Superfood = super good?

With a high content of nutrients, superfoods promise to be particularly healthy and to have an antioxidative effect. In short, they are better than "normal" food, but are also twice as expensive. But are they twice as good?
According to a study conducted by the German consumer center, many of the positive features are largely lacking in scientific evidence. Although possible healing effects could in many cases be demonstrated to a small extent in animal experiments in the laboratory, the question remains whether these results also apply to humans. There is a lack in long-term studies.

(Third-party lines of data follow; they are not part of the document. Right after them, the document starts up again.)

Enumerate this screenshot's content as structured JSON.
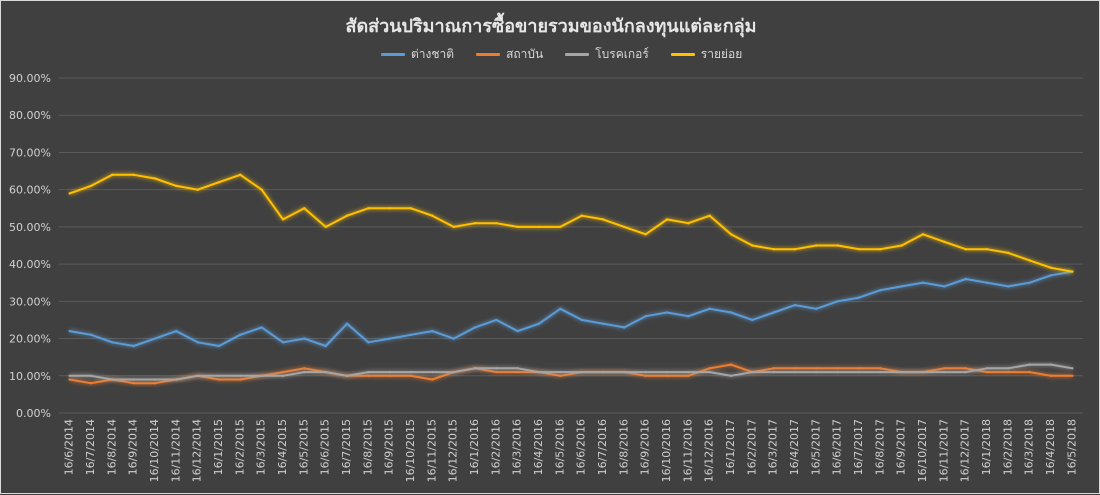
{
  "chart_data": {
    "type": "line",
    "title": "สัดส่วนปริมาณการซื้อขายรวมของนักลงทุนแต่ละกลุ่ม",
    "xlabel": "",
    "ylabel": "",
    "ylim": [
      0,
      90
    ],
    "y_ticks": [
      "0.00%",
      "10.00%",
      "20.00%",
      "30.00%",
      "40.00%",
      "50.00%",
      "60.00%",
      "70.00%",
      "80.00%",
      "90.00%"
    ],
    "x_ticks": [
      "16/6/2014",
      "16/7/2014",
      "16/8/2014",
      "16/9/2014",
      "16/10/2014",
      "16/11/2014",
      "16/12/2014",
      "16/1/2015",
      "16/2/2015",
      "16/3/2015",
      "16/4/2015",
      "16/5/2015",
      "16/6/2015",
      "16/7/2015",
      "16/8/2015",
      "16/9/2015",
      "16/10/2015",
      "16/11/2015",
      "16/12/2015",
      "16/1/2016",
      "16/2/2016",
      "16/3/2016",
      "16/4/2016",
      "16/5/2016",
      "16/6/2016",
      "16/7/2016",
      "16/8/2016",
      "16/9/2016",
      "16/10/2016",
      "16/11/2016",
      "16/12/2016",
      "16/1/2017",
      "16/2/2017",
      "16/3/2017",
      "16/4/2017",
      "16/5/2017",
      "16/6/2017",
      "16/7/2017",
      "16/8/2017",
      "16/9/2017",
      "16/10/2017",
      "16/11/2017",
      "16/12/2017",
      "16/1/2018",
      "16/2/2018",
      "16/3/2018",
      "16/4/2018",
      "16/5/2018"
    ],
    "legend_position": "top",
    "grid": true,
    "series": [
      {
        "name": "ต่างชาติ",
        "color": "#5b9bd5",
        "values": [
          22,
          21,
          19,
          18,
          20,
          22,
          19,
          18,
          21,
          23,
          19,
          20,
          18,
          24,
          19,
          20,
          21,
          22,
          20,
          23,
          25,
          22,
          24,
          28,
          25,
          24,
          23,
          26,
          27,
          26,
          28,
          27,
          25,
          27,
          29,
          28,
          30,
          31,
          33,
          34,
          35,
          34,
          36,
          35,
          34,
          35,
          37,
          38
        ]
      },
      {
        "name": "สถาบัน",
        "color": "#ed7d31",
        "values": [
          9,
          8,
          9,
          8,
          8,
          9,
          10,
          9,
          9,
          10,
          11,
          12,
          11,
          10,
          10,
          10,
          10,
          9,
          11,
          12,
          11,
          11,
          11,
          10,
          11,
          11,
          11,
          10,
          10,
          10,
          12,
          13,
          11,
          12,
          12,
          12,
          12,
          12,
          12,
          11,
          11,
          12,
          12,
          11,
          11,
          11,
          10,
          10
        ]
      },
      {
        "name": "โบรคเกอร์",
        "color": "#a5a5a5",
        "values": [
          10,
          10,
          9,
          9,
          9,
          9,
          10,
          10,
          10,
          10,
          10,
          11,
          11,
          10,
          11,
          11,
          11,
          11,
          11,
          12,
          12,
          12,
          11,
          11,
          11,
          11,
          11,
          11,
          11,
          11,
          11,
          10,
          11,
          11,
          11,
          11,
          11,
          11,
          11,
          11,
          11,
          11,
          11,
          12,
          12,
          13,
          13,
          12
        ]
      },
      {
        "name": "รายย่อย",
        "color": "#ffc000",
        "values": [
          59,
          61,
          64,
          64,
          63,
          61,
          60,
          62,
          64,
          60,
          52,
          55,
          50,
          53,
          55,
          55,
          55,
          53,
          50,
          51,
          51,
          50,
          50,
          50,
          53,
          52,
          50,
          48,
          52,
          51,
          53,
          48,
          45,
          44,
          44,
          45,
          45,
          44,
          44,
          45,
          48,
          46,
          44,
          44,
          43,
          41,
          39,
          38
        ]
      }
    ]
  }
}
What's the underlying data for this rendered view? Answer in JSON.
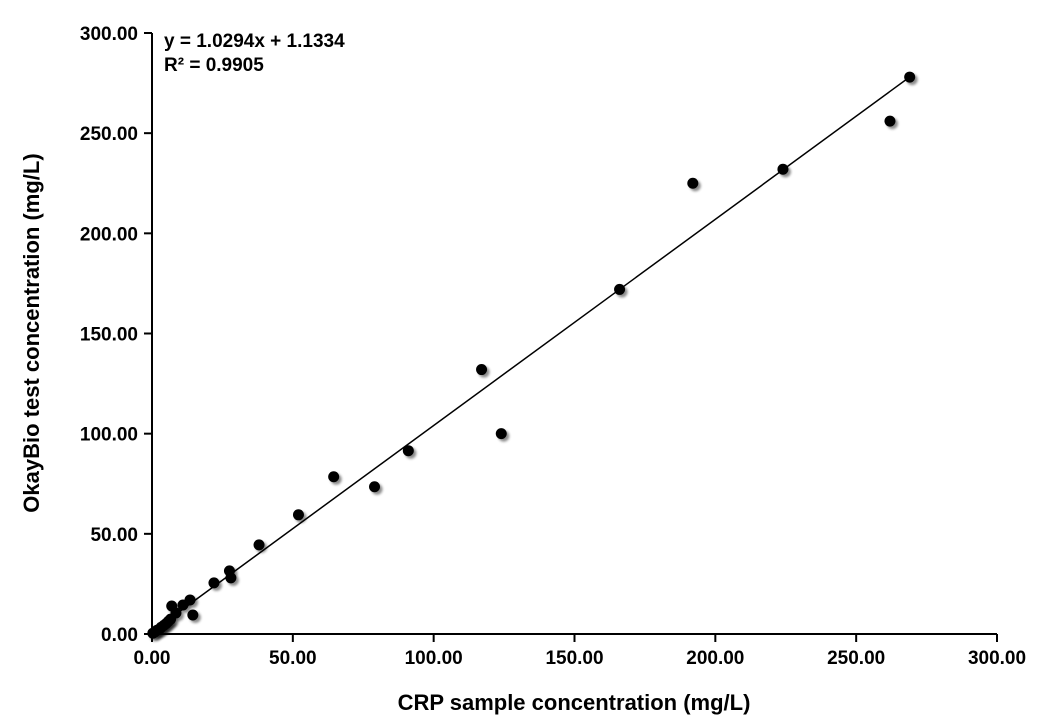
{
  "chart_data": {
    "type": "scatter",
    "title": "",
    "xlabel": "CRP sample concentration (mg/L)",
    "ylabel": "OkayBio test concentration (mg/L)",
    "xlim": [
      0,
      300
    ],
    "ylim": [
      0,
      300
    ],
    "grid": false,
    "tick_values": [
      0,
      50,
      100,
      150,
      200,
      250,
      300
    ],
    "x_ticks": [
      "0.00",
      "50.00",
      "100.00",
      "150.00",
      "200.00",
      "250.00",
      "300.00"
    ],
    "y_ticks": [
      "0.00",
      "50.00",
      "100.00",
      "150.00",
      "200.00",
      "250.00",
      "300.00"
    ],
    "marker_color": "#000000",
    "line_color": "#000000",
    "points": [
      [
        0.3,
        0.4
      ],
      [
        1,
        1
      ],
      [
        1.8,
        1.9
      ],
      [
        2.6,
        2.4
      ],
      [
        3.3,
        3.4
      ],
      [
        4.2,
        4.3
      ],
      [
        5,
        5.2
      ],
      [
        5.8,
        6.3
      ],
      [
        6.6,
        7.4
      ],
      [
        7,
        14
      ],
      [
        8.5,
        10.5
      ],
      [
        11,
        14.5
      ],
      [
        13.5,
        17
      ],
      [
        14.5,
        9.5
      ],
      [
        22,
        25.5
      ],
      [
        27.5,
        31.5
      ],
      [
        28,
        28
      ],
      [
        38,
        44.5
      ],
      [
        52,
        59.5
      ],
      [
        64.5,
        78.5
      ],
      [
        79,
        73.5
      ],
      [
        91,
        91.5
      ],
      [
        117,
        132
      ],
      [
        124,
        100
      ],
      [
        166,
        172
      ],
      [
        192,
        225
      ],
      [
        224,
        232
      ],
      [
        262,
        256
      ],
      [
        269,
        278
      ]
    ],
    "trendline": {
      "slope": 1.0294,
      "intercept": 1.1334,
      "x_start": 0,
      "x_end": 269,
      "equation": "y = 1.0294x + 1.1334",
      "r_squared": "R² = 0.9905"
    }
  }
}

Looking at the origin of many superfoods, it quickly becomes clear that the majority come from distant countries. A lot of nutrients are lost due to the long transport distances and the often complex processing procedure. Sometimes many steps are necessary to make the superfoods edible, such as extraction, drying or the addition of sugar or flavoring. In addition, on account of the high demand the products are often harvested too early and shipped in containers for weeks. Which “super” nutrients are still left by the time these foods reach their final destination is questionable. Samples taken by the Chemical and Veterinary Inspectorate Stuttgart found pesticide residues in goji berries. In general, there is no way to exclude the possibility of contamination by pollutants or other agents. The cultivation guidelines and laws often do not meet European standards. In addition, there is always a certain risk of hypersensitivity reactions or allergies of the exotic foods since Europeans are not used to them, as well as possible side effects when consumed in combination with certain medication.

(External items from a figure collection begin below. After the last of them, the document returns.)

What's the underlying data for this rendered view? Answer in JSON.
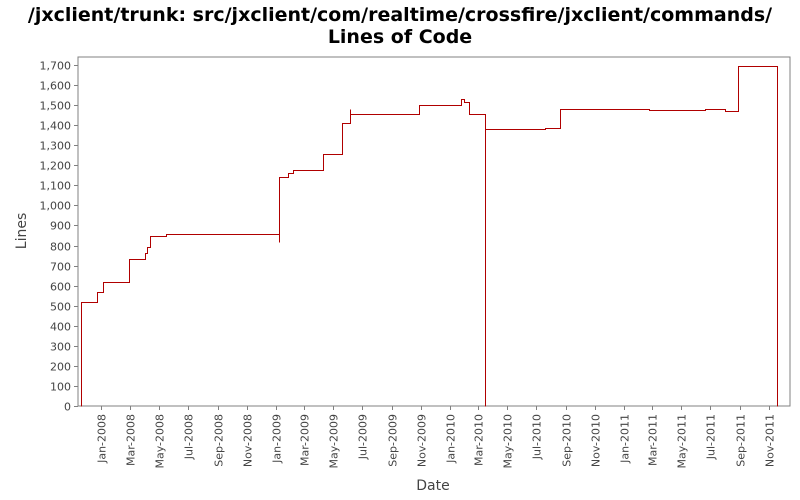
{
  "chart_data": {
    "type": "line",
    "title": "/jxclient/trunk: src/jxclient/com/realtime/crossfire/jxclient/commands/",
    "subtitle": "Lines of Code",
    "xlabel": "Date",
    "ylabel": "Lines",
    "ylim": [
      0,
      1740
    ],
    "xlim": [
      "2007-11-13",
      "2011-12-15"
    ],
    "grid": false,
    "line_color": "#b00000",
    "y_ticks": [
      0,
      100,
      200,
      300,
      400,
      500,
      600,
      700,
      800,
      900,
      1000,
      1100,
      1200,
      1300,
      1400,
      1500,
      1600,
      1700
    ],
    "y_tick_labels": [
      "0",
      "100",
      "200",
      "300",
      "400",
      "500",
      "600",
      "700",
      "800",
      "900",
      "1,000",
      "1,100",
      "1,200",
      "1,300",
      "1,400",
      "1,500",
      "1,600",
      "1,700"
    ],
    "x_ticks": [
      {
        "date": "2008-01-01",
        "label": "Jan-2008"
      },
      {
        "date": "2008-03-01",
        "label": "Mar-2008"
      },
      {
        "date": "2008-05-01",
        "label": "May-2008"
      },
      {
        "date": "2008-07-01",
        "label": "Jul-2008"
      },
      {
        "date": "2008-09-01",
        "label": "Sep-2008"
      },
      {
        "date": "2008-11-01",
        "label": "Nov-2008"
      },
      {
        "date": "2009-01-01",
        "label": "Jan-2009"
      },
      {
        "date": "2009-03-01",
        "label": "Mar-2009"
      },
      {
        "date": "2009-05-01",
        "label": "May-2009"
      },
      {
        "date": "2009-07-01",
        "label": "Jul-2009"
      },
      {
        "date": "2009-09-01",
        "label": "Sep-2009"
      },
      {
        "date": "2009-11-01",
        "label": "Nov-2009"
      },
      {
        "date": "2010-01-01",
        "label": "Jan-2010"
      },
      {
        "date": "2010-03-01",
        "label": "Mar-2010"
      },
      {
        "date": "2010-05-01",
        "label": "May-2010"
      },
      {
        "date": "2010-07-01",
        "label": "Jul-2010"
      },
      {
        "date": "2010-09-01",
        "label": "Sep-2010"
      },
      {
        "date": "2010-11-01",
        "label": "Nov-2010"
      },
      {
        "date": "2011-01-01",
        "label": "Jan-2011"
      },
      {
        "date": "2011-03-01",
        "label": "Mar-2011"
      },
      {
        "date": "2011-05-01",
        "label": "May-2011"
      },
      {
        "date": "2011-07-01",
        "label": "Jul-2011"
      },
      {
        "date": "2011-09-01",
        "label": "Sep-2011"
      },
      {
        "date": "2011-11-01",
        "label": "Nov-2011"
      }
    ],
    "series": [
      {
        "points": [
          [
            "2007-11-19",
            0
          ],
          [
            "2007-11-19",
            520
          ],
          [
            "2007-12-22",
            520
          ],
          [
            "2007-12-22",
            570
          ],
          [
            "2008-01-04",
            570
          ],
          [
            "2008-01-04",
            620
          ],
          [
            "2008-02-27",
            620
          ],
          [
            "2008-02-27",
            735
          ],
          [
            "2008-04-01",
            735
          ],
          [
            "2008-04-01",
            765
          ],
          [
            "2008-04-06",
            765
          ],
          [
            "2008-04-06",
            795
          ],
          [
            "2008-04-11",
            795
          ],
          [
            "2008-04-11",
            850
          ],
          [
            "2008-05-15",
            850
          ],
          [
            "2008-05-15",
            860
          ],
          [
            "2009-01-07",
            860
          ],
          [
            "2009-01-07",
            820
          ],
          [
            "2009-01-07",
            1140
          ],
          [
            "2009-01-27",
            1140
          ],
          [
            "2009-01-27",
            1160
          ],
          [
            "2009-02-06",
            1160
          ],
          [
            "2009-02-06",
            1175
          ],
          [
            "2009-04-10",
            1175
          ],
          [
            "2009-04-10",
            1255
          ],
          [
            "2009-05-20",
            1255
          ],
          [
            "2009-05-20",
            1410
          ],
          [
            "2009-06-05",
            1410
          ],
          [
            "2009-06-05",
            1480
          ],
          [
            "2009-06-06",
            1455
          ],
          [
            "2009-10-28",
            1455
          ],
          [
            "2009-10-28",
            1500
          ],
          [
            "2010-01-24",
            1500
          ],
          [
            "2010-01-24",
            1530
          ],
          [
            "2010-01-31",
            1530
          ],
          [
            "2010-01-31",
            1515
          ],
          [
            "2010-02-10",
            1515
          ],
          [
            "2010-02-10",
            1455
          ],
          [
            "2010-03-15",
            1455
          ],
          [
            "2010-03-15",
            0
          ],
          [
            "2010-03-16",
            0
          ],
          [
            "2010-03-16",
            1380
          ],
          [
            "2010-07-19",
            1380
          ],
          [
            "2010-07-19",
            1385
          ],
          [
            "2010-08-19",
            1385
          ],
          [
            "2010-08-19",
            1480
          ],
          [
            "2011-02-22",
            1480
          ],
          [
            "2011-02-22",
            1475
          ],
          [
            "2011-06-20",
            1475
          ],
          [
            "2011-06-20",
            1480
          ],
          [
            "2011-08-01",
            1480
          ],
          [
            "2011-08-01",
            1470
          ],
          [
            "2011-08-29",
            1470
          ],
          [
            "2011-08-29",
            1695
          ],
          [
            "2011-11-17",
            1695
          ],
          [
            "2011-11-17",
            0
          ]
        ]
      }
    ]
  }
}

For vegans, the consumption of superfoods makes sense to an extent, as it can compensate the lack of nutrients you would find in certain animal products. Quinoa, for example, has as many usable proteins as the same amount of eggs. Regional sprouts have an extremely high protein content.
Superfoods can contain more healthy ingredients than comparable other foods. However, be careful when buying these products and look at the other ingredients which should be little or not processed at all. Because nowadays it has become a popular PR and marketing tool to label packaged muesli and ready-made smoothies as superfood with promising miraculous effects.
As with many other foodstuffs, it’s all a matter of the quantity we consume. Often the "classic superfoods" such as flaxseeds do just as well as chia seeds. Flax seeds also have high values of omega-3 fatty acids and fiber and promise a comparable effect - but cost only a fifth of their exotic counterparts and do not have to be shipped from overseas.
Conclusion: Don’t fret if you like chia seeds - spread them over your muesli in the morning. But remain realistic. The highly praised ingredients can often also be found in other vegetables and fruits. Superfoods will not immediately make you healthier, slimmer or more vital, but they can support a varied, balanced and healthy diet.